水の気持ち

梅雨もそろそろ明けそうですね。
この季節から夏にかけて、雨や湿気をきっかけに「水」というものを身近に感じます。

青森県白神山地

小説「パルテノペ」でもモチーフとしましたが、私はよく自分が水になったときのことを想像します。
水に意識があったのなら、どのように世界が見えるのか。そう考えると、身体がゆるやかに世界と融合し、地上も空も分け隔てなく漂える心持ちになります。

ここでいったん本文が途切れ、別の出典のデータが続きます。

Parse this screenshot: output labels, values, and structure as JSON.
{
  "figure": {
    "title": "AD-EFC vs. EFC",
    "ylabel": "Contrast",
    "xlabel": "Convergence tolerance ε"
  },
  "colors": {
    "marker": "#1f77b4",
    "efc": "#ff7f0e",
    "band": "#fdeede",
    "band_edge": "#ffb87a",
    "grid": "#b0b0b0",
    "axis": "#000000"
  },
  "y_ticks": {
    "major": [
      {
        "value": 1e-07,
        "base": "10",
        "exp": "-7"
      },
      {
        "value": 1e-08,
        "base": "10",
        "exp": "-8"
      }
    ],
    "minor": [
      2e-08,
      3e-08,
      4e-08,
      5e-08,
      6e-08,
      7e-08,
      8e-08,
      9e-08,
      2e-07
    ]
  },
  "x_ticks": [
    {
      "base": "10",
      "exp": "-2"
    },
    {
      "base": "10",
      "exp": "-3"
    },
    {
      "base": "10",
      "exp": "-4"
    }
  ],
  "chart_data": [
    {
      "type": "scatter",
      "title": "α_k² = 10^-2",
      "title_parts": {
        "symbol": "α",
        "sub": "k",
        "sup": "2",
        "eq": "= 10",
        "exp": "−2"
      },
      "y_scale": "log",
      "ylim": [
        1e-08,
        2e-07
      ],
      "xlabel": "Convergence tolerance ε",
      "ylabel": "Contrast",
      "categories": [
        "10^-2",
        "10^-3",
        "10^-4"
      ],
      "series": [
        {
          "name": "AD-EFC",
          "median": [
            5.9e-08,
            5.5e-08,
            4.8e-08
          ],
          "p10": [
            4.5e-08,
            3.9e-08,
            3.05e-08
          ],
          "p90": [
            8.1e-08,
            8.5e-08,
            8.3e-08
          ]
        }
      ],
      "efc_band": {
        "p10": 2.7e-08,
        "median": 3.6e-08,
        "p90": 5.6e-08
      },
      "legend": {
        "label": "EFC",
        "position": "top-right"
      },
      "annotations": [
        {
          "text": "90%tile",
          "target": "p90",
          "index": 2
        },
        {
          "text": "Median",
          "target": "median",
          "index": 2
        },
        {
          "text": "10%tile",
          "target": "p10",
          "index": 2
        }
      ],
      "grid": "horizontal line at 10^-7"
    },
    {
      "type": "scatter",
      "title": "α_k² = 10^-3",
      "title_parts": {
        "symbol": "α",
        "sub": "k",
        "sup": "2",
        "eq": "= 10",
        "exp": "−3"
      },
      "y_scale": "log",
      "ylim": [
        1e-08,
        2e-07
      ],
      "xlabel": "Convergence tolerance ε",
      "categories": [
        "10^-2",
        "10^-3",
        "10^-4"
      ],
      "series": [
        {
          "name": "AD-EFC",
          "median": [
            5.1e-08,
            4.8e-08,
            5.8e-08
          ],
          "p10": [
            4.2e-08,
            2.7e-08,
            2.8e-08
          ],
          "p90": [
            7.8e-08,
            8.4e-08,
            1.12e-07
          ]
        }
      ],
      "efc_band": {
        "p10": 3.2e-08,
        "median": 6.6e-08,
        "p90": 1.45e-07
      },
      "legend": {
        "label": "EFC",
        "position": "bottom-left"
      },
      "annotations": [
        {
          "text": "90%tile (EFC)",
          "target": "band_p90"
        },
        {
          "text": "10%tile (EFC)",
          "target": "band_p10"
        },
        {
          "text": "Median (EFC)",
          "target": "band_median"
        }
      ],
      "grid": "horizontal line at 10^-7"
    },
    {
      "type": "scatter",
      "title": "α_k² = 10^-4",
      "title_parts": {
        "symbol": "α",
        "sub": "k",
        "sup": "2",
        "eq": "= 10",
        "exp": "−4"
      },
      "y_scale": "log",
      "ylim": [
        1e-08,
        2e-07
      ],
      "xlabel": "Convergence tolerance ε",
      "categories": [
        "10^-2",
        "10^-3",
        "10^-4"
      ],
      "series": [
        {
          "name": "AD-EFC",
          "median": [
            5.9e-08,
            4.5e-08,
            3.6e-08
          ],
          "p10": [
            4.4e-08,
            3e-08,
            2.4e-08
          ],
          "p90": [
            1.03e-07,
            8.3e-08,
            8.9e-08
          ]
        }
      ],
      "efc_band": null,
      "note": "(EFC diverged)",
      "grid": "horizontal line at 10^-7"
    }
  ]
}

フランスの免疫学者ジャック・ベンベニストは「水には記憶がある」と主張して避難を浴びましたが、科学的な見地は無視して、水にはそのように思わせる大きな魅力があります。

青森県白神山地

まず、水は他のものと交わりやすい性質を持っています。何とでも融合し、性質を変えます。
そして分離もでき、自然へと還っていきます。
つまり地球のあらゆるものに寄り添いながら、その歴史を見てきているのです。
海洋の深くには、二千年もかけて巡る海流があり、北の大地には、何億年も前の状態を留めた水が残っています。
そんな悠久の時を過ごした水には、記憶があってもおかしくはないのではないかと思ってしまいます。

秋田県大館市

そして水は気体や液体、固体に姿を変えます。それもめまぐるしく、私たちの見ている前で変化が起こります。大地の端まで行けば海があり、空を仰げば雲がゆるやかに流れていきます。冬の朝には霜ができ、雪だって降ります。人間の世界でも、自由に水の形を変えて利用しています。
水はそうやって形を変えながら、世界のあらゆる場所を縦横無尽に駆けめぐり、私たちの身の回りや厳しい自然の中に存在し続けます。

さて、想像してみてください。
雲となり空から見下ろす大地はどのようなものなのでしょうか。
雨となり地上へ落ちるときはどのように景色が迫ってくるのでしょうか。
水となり海中を漂うときには、いくつの生命と出会うのでしょうか。

Xiamen, Fujian, China

そのように想像すると、水の視点というのは、地球の視点であるように思えます。
最近の研究では、地球の中心となるマントルの部分にも水分があることが分かりました。
地球のあらゆるところに、水は存在するのです。まさに地球は水の惑星そのものです。

普段、当たり前のように接している水には大きな魅力が溢れています。
たまには仕事や生活を離れて、思いを馳せてみるのもいいと思います。